Whom do you like for President - does the Torah have something to say?

As a rabbi, I am careful to keep my political views to myself. I recognize that good people can differ on matters of public policy, and in any case, I subscribe to Daniel Patrick Moynihan's observation that culture, not politics, is far more important in determining the long-term success of a society. 

In spite of the foregoing, I ask: does the Torah have anything to say about the current US presidential race? 

I think it might. Come, let's learn a little Torah together.

First, let's set the stage:

Three weeks ago, in Parashat Mishpatim, we read how the Jews reached the highest of the high, communing with Gcd A-lmighty at Mount SInai, hearing the Ten Commandments from the mouth of Gcd, and declaring with one voice and one heart, "Na'aseh v'Nishmah, we will perform and listen to these commandments."

This week, we read how the Jews fell to the lowest of the low. Just a few weeks later, the Jews were worshiping and prancing around the golden calf like drunken Druids around a maypole.

So we blew it big time.

Moses, meanwhile, is oblivious to all this. He's up at the summit of Mount Sinai, enveloped as it was in fire and fog, faithfully transcribing the Torah from Gcd. The dictation suddenly stops, and Gcd says to Moses:

Go. Descend, because the people that you brought up from Egypt have ruined [our relationship]; they have quickly veered from the path that I commanded them, and fashioned for themselves a calf-idol, and are worshiping it and offering sacrifices to it, saying 'These are your gcds, O Israel, that brought you up from the land of Egypt.' (32:7,8)

Rashi, the greatest of biblical exegetes, reads the verse as follows: 

Gcd says to Moses, 'descend from your position of greatness, for I only made you great because of them.' At the very moment that the Jews began worshiping the idol, Moses was cast out before the Heavenly Court.

Rashi speaks across the centuries to tell us something fundamental about the nature of leadership: that leaders are, at best, a reflection of the people they lead.

I have read that most Americans find the current field of presidential candidates lackluster on both sides of the aisle.

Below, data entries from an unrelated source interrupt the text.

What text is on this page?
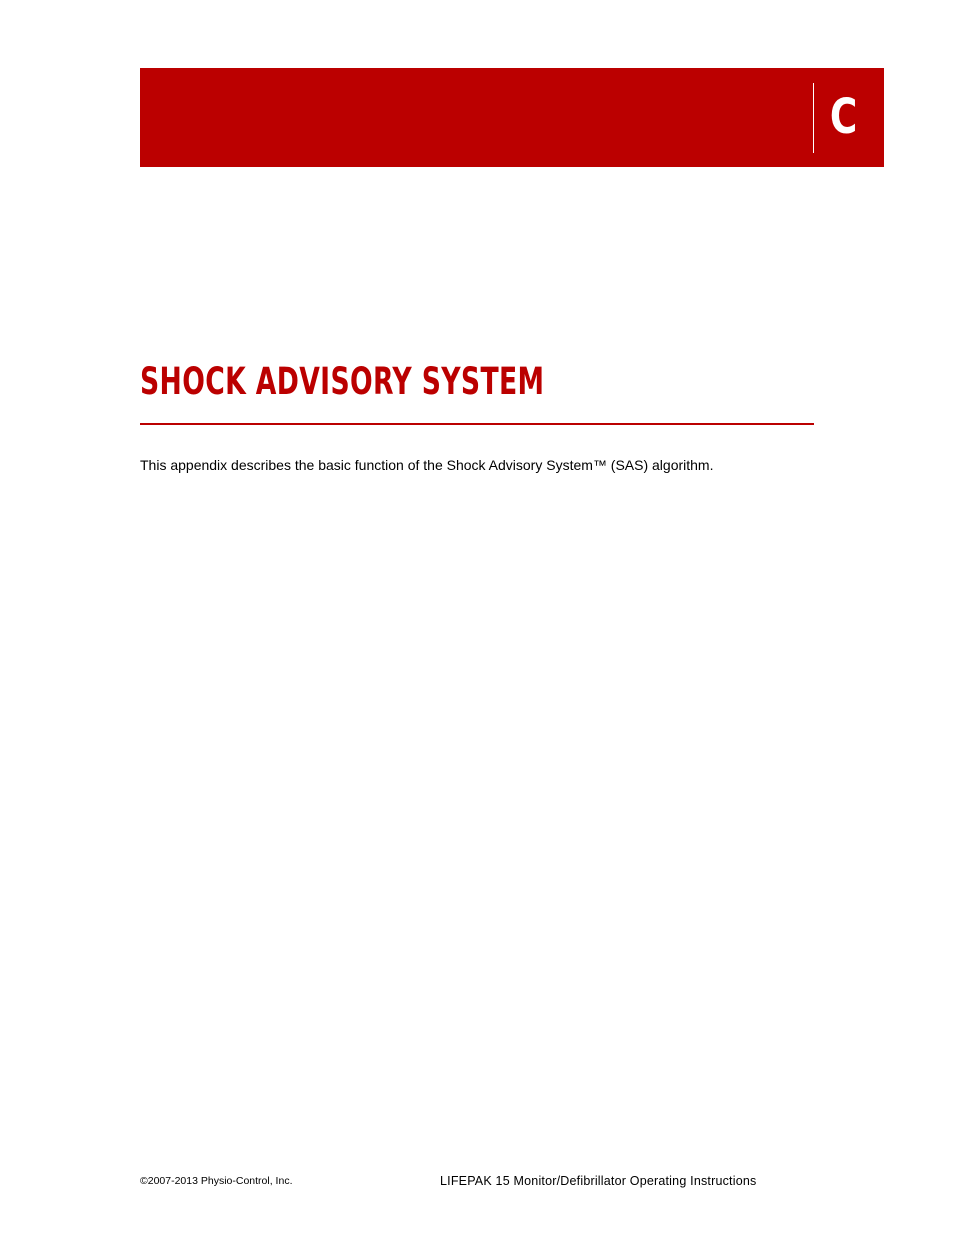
C
SHOCK ADVISORY SYSTEM

This appendix describes the basic function of the Shock Advisory System™ (SAS) algorithm.

©2007-2013 Physio-Control, Inc.	LIFEPAK 15 Monitor/Defibrillator Operating Instructions
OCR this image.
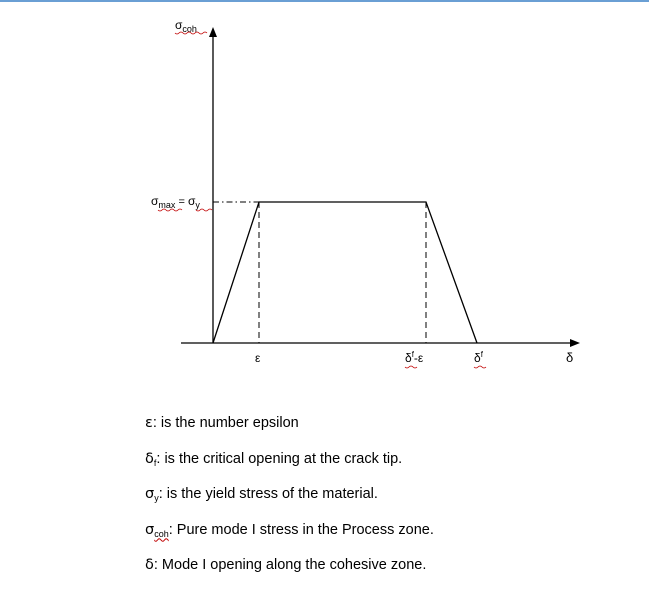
$\sigma_{coh}$
$\sigma_{max} = \sigma_y$
ε	$\delta^f-\varepsilon$	$\delta^f$	δ
ε: is the number epsilon
$\delta_f$: is the critical opening at the crack tip.
$\sigma_y$: is the yield stress of the material.
$\sigma_{coh}$: Pure mode I stress in the Process zone.
δ: Mode I opening along the cohesive zone.
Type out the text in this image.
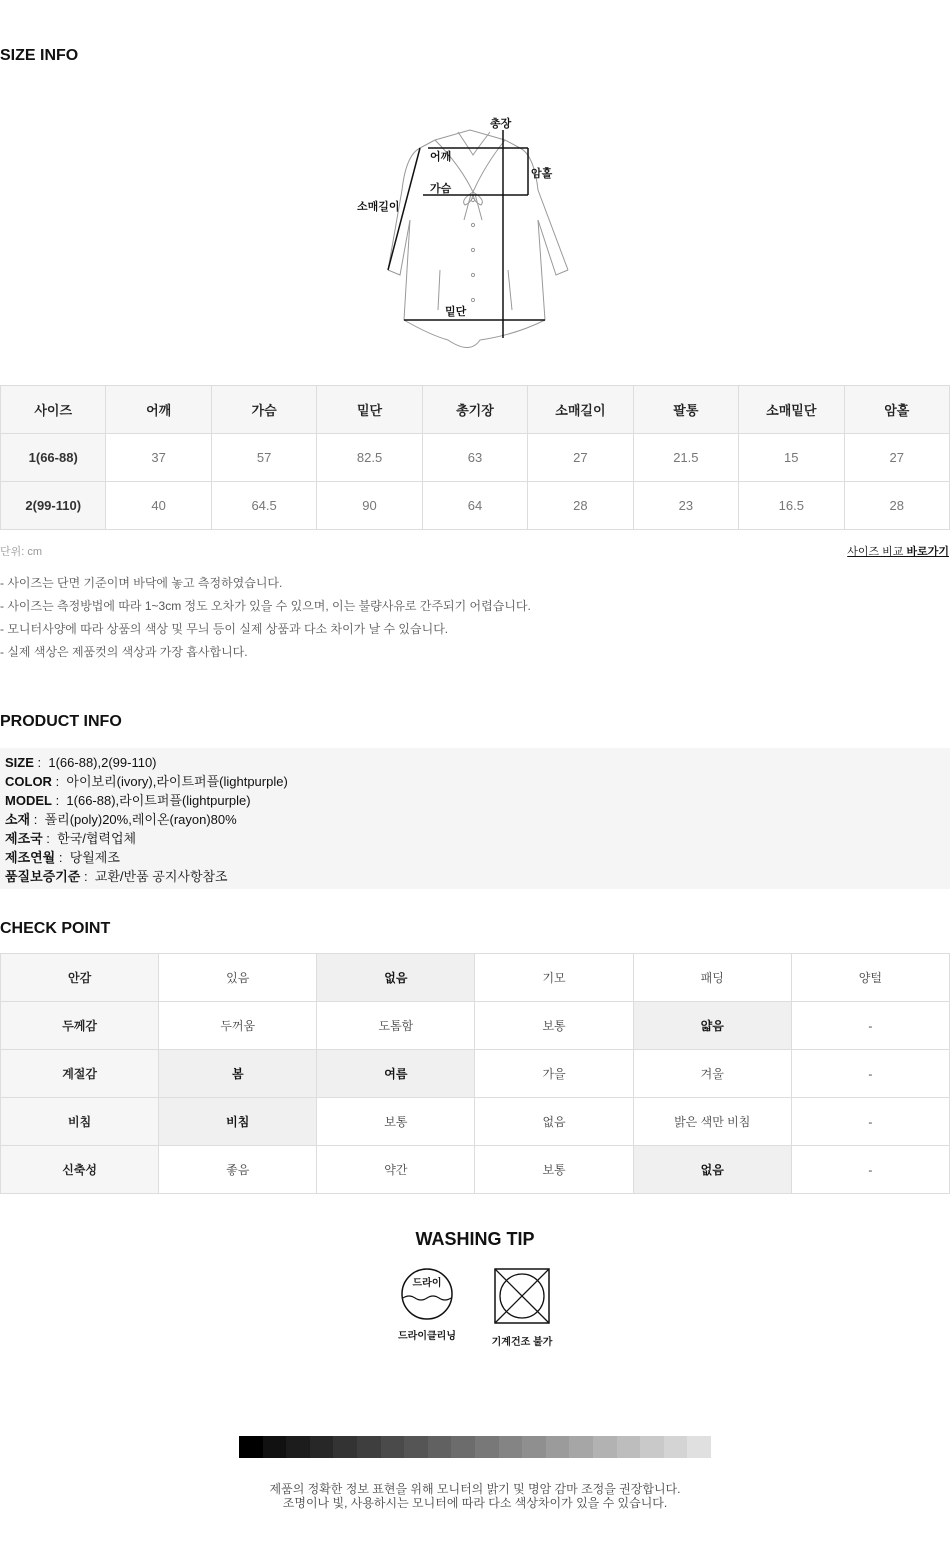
SIZE INFO
총장
어깨
암홀
가슴
소매길이
밑단
사이즈	어깨	가슴	밑단	총기장	소매길이	팔통	소매밑단	암홀
1(66-88)	37	57	82.5	63	27	21.5	15	27
2(99-110)	40	64.5	90	64	28	23	16.5	28
단위: cm	사이즈 비교 바로가기
- 사이즈는 단면 기준이며 바닥에 놓고 측정하였습니다.
- 사이즈는 측정방법에 따라 1~3cm 정도 오차가 있을 수 있으며, 이는 불량사유로 간주되기 어렵습니다.
- 모니터사양에 따라 상품의 색상 및 무늬 등이 실제 상품과 다소 차이가 날 수 있습니다.
- 실제 색상은 제품컷의 색상과 가장 흡사합니다.
PRODUCT INFO
SIZE :  1(66-88),2(99-110)
COLOR :  아이보리(ivory),라이트퍼플(lightpurple)
MODEL :  1(66-88),라이트퍼플(lightpurple)
소재 :  폴리(poly)20%,레이온(rayon)80%
제조국 :  한국/협력업체
제조연월 :  당월제조
품질보증기준 :  교환/반품 공지사항참조
CHECK POINT
안감	있음	없음	기모	패딩	양털
두께감	두꺼움	도톰함	보통	얇음	-
계절감	봄	여름	가을	겨울	-
비침	비침	보통	없음	밝은 색만 비침	-
신축성	좋음	약간	보통	없음	-
WASHING TIP
드라이
드라이클리닝
기계건조 불가
제품의 정확한 정보 표현을 위해 모니터의 밝기 및 명암 감마 조정을 권장합니다.
조명이나 빛, 사용하시는 모니터에 따라 다소 색상차이가 있을 수 있습니다.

To be sure, there is no shortage of screaming and divisive rhetoric; boatloads of bombast, mudslinging, jingoism and sloganeering. And no doubt there is an obscene amount of money changing hands. But is there any great demonstration of leadership? of vision? of virtue?

Similarly in Israel: the consensus is that Netanyahu and Yaalon are not great leaders, but they're about the best we can hope for.

Maybe we're looking through the wrong end of the telescope: instead of expecting more of our leaders, we should be expecting more of ourselves, of our society, of our culture. Maybe we have no right to expect better of our leaders until we demand better of ourselves.

Perhaps if we hold ourselves to a higher standard of morality and ethics, we will have more ethical politicians. Perhaps if we hold ourselves to a higher standard of personal integrity, we will have more honest politicians. And perhaps if we hold ourselves to a higher standard of civility, we will have more civil political discourse.

The Torah is saying that virtuous cultures generate virtuous leaders, not the other way around. And for Moynihan's intellectual heirs, that is, any serious student of contemporary culture, that is a very sobering thought in this political season.